Freddie Gibbs raps like a stonemason chiseling away flakes of granite, revealing a sculpture hidden within a chunk of rock. “God made me sell crack,” Gibbs reflects on stage, “so I’d have something to rap about.” I’ve spilled a $13 margarita all over my arm at this point, after trying to balance it on a fence post, so my sleeve is sticky with sugar and tequila, but I don’t care. Big Boi raps like you’d expect him to – Atlanta-boisterous, call-and-response, chain swinging. “I’m sorry Ms. Jackson,” and so on.

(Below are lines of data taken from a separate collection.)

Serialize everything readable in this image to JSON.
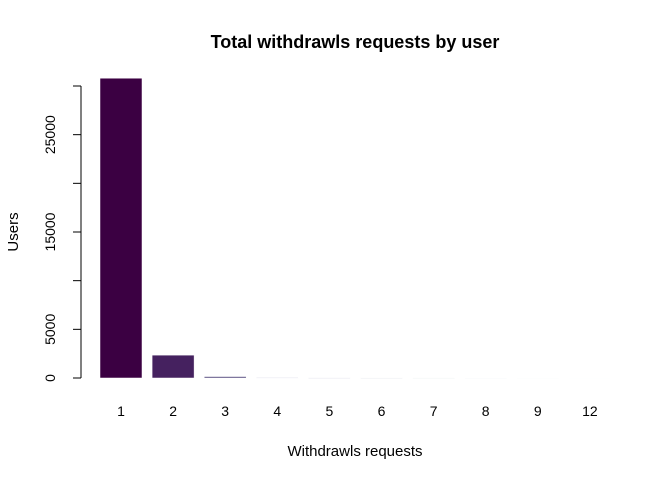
{
  "chart_data": {
    "type": "bar",
    "title": "Total withdrawls requests by user",
    "xlabel": "Withdrawls requests",
    "ylabel": "Users",
    "categories": [
      "1",
      "2",
      "3",
      "4",
      "5",
      "6",
      "7",
      "8",
      "9",
      "12"
    ],
    "values": [
      30800,
      2350,
      150,
      40,
      10,
      5,
      3,
      2,
      1,
      1
    ],
    "yticks": [
      0,
      5000,
      15000,
      25000
    ],
    "ylim": [
      0,
      30000
    ],
    "grid": false,
    "colors": [
      "#3b0042",
      "#45215f",
      "#554a7f",
      "#6d6e9b",
      "#8a91b3",
      "#a8b2c8",
      "#c5d0db",
      "#dde6ec",
      "#eef4f5",
      "#f7fbfb"
    ]
  }
}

The rest of the night sort of blurs together and we needn’t speak of it. Certified fuck-soundtrack staple Two Feet closes out the evening for me, and I remember standing in the middle of the crowd trying to think of titles for this column. Mr Feet’s music swirls around me, breathy synths and muted guitar riffs, and I’m thinking “The Intern Takes Sundown?”
I fall asleep on the couch at home watching “Dog Day Afternoon” and then it’s Sunday.
Sunday
Sunday dawns bright and clear and especially hot. It’s hot, and I hate to complain about it, especially considering how little sunshine we get as a state, but it might be a little too hot. I didn’t bring any sunscreen, because I’ve never learned a single lesson in my life, but “if you’re going to be dumb, you’d better be tough.”
Emo act Silverstein redeems the country of Canada that afternoon, through sheer intensity and stage presence. Twenty-three years, it seems, has not slowed the band down, and they play the hits (“Discovering the Waterfront”) to feverish applause. Metalcore favorites We Came As Romans play back to back with Silverstein, and I’m right in front of the speakers for their set, fighting off a hangover and doing war crimes to my hearing at the same time – wouldn’t change a thing. A circle pit breaks out and people are sucked into a maelstrom of whirling fists and sweaty dudes. It brings to mind Ancient Sparta on a concrete walkway. Dudes Rock.

Eventually, the final act – Rae Sremmurd – takes the stage, and by now, the sun is lower in the sky. It casts everything – the cheering crowd, the two rappers, the guy walking past me in a wizard hat and staff – in a warm orange glow, like Terrence Malick is doing the cinematography. My friend and I are standing towards the back; we’re two old men, and I think I pulled a muscle in the pit.
As far as weather, organization, and overall “Vibes,” the festival couldn’t be beat. I still haven’t checked my bank app to see how much vodka-Red Bull related damage I did to my checking account, but it was all 100% worth it. Bring Korn up here next year to headline and I can ascend to the heavens happily. Sundown 1,000 years.
Dear diary… this weekend I went to a music festival and called myself a journalist.